Aunque hay alimentos en cantidades inimaginables, viviendas cada vez más confortables y seguras, comunicaciones rapidísimas, expectativas de vida más prolongadas, más tiempo libre para la recreación, etcétera, la matriz básica con que el capitalismo se plantea el proyecto en juego no es sustentable a largo plazo: importan más la mercancía y su comercialización que el sujeto para quien va destinada. ¿Por qué quemar la selva amazónica? Porque a grandes empresas les resulta ventajoso. Si realmente hubiera interés en lo humano, en el otro, en el semejante, nadie debería pasar hambre ni carecer de agua ni sufrir de enfermedades que la ciencia está en condiciones de vencer. En definitiva, se ha creado un monstruo. Si lo que prima es vender, la industria relega la calidad de la vida como especie a seguir obteniendo ganancia. Para que un 20 % de la humanidad consuma sin miramientos, un 80 % ve agotarse sus recursos. Y el planeta, la casa común que es la fuente de materia prima para que nuestro trabajo genere la riqueza social, se relega igualmente. Consecuencia: el mundo se va tornando invivible. Sumamente peligroso, incluso. Los incendios forestales de Brasil lo permiten ver.

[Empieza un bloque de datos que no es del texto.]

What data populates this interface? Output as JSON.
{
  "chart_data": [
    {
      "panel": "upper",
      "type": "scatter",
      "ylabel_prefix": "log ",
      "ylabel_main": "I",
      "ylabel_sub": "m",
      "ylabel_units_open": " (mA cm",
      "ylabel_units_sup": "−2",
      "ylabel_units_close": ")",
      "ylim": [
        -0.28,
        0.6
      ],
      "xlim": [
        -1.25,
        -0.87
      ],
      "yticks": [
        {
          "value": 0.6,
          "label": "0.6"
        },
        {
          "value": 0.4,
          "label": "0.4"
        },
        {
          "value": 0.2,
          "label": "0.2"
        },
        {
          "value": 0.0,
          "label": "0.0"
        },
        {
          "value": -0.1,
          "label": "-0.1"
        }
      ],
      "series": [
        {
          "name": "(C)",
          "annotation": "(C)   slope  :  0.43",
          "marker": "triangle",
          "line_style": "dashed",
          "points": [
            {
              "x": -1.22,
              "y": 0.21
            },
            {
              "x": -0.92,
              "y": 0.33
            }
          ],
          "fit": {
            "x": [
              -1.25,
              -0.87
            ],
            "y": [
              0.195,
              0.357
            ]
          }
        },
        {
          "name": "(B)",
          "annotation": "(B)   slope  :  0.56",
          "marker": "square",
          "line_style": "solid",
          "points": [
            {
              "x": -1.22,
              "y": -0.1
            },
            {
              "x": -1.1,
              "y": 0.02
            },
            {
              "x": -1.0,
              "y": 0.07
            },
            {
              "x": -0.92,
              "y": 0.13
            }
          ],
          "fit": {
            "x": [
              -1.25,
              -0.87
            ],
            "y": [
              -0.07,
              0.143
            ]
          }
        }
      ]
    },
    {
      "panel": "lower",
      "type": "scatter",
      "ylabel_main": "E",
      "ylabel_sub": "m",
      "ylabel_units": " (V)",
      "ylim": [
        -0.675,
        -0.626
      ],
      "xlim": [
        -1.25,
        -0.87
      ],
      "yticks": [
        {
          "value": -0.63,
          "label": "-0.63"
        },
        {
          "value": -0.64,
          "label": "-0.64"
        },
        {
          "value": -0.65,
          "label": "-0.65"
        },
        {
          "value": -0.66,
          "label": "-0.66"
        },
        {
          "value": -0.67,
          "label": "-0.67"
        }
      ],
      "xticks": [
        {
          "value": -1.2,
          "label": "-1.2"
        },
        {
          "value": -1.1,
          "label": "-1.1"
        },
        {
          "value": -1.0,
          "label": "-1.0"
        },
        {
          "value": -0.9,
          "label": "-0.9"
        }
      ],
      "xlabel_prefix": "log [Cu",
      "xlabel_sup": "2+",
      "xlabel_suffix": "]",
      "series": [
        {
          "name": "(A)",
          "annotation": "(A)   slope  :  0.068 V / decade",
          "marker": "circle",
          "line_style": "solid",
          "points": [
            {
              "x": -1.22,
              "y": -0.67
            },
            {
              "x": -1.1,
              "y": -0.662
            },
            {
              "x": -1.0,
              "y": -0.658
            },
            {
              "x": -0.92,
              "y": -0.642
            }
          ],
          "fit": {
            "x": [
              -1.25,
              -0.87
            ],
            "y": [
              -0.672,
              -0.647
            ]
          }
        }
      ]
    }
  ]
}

La cada vez más alarmante falta de agua dulce, la degradación de los suelos, los químicos tóxicos que inundan el planeta, la desertificación, el calentamiento global, el adelgazamiento de la capa de ozono, el efecto invernadero negativo, los desechos atómicos son problemas de magnitud global a los que ningún miembro de la humanidad en su conjunto puede escapar. Todo ello es, claramente, un problema político, y no solo técnico. Y es en la arena política —las relaciones de poder, las relaciones de fuerza social entre los diferentes grupos— donde pueden encontrar soluciones.
No es Bolsonaro el problema. ¡Es el capitalismo!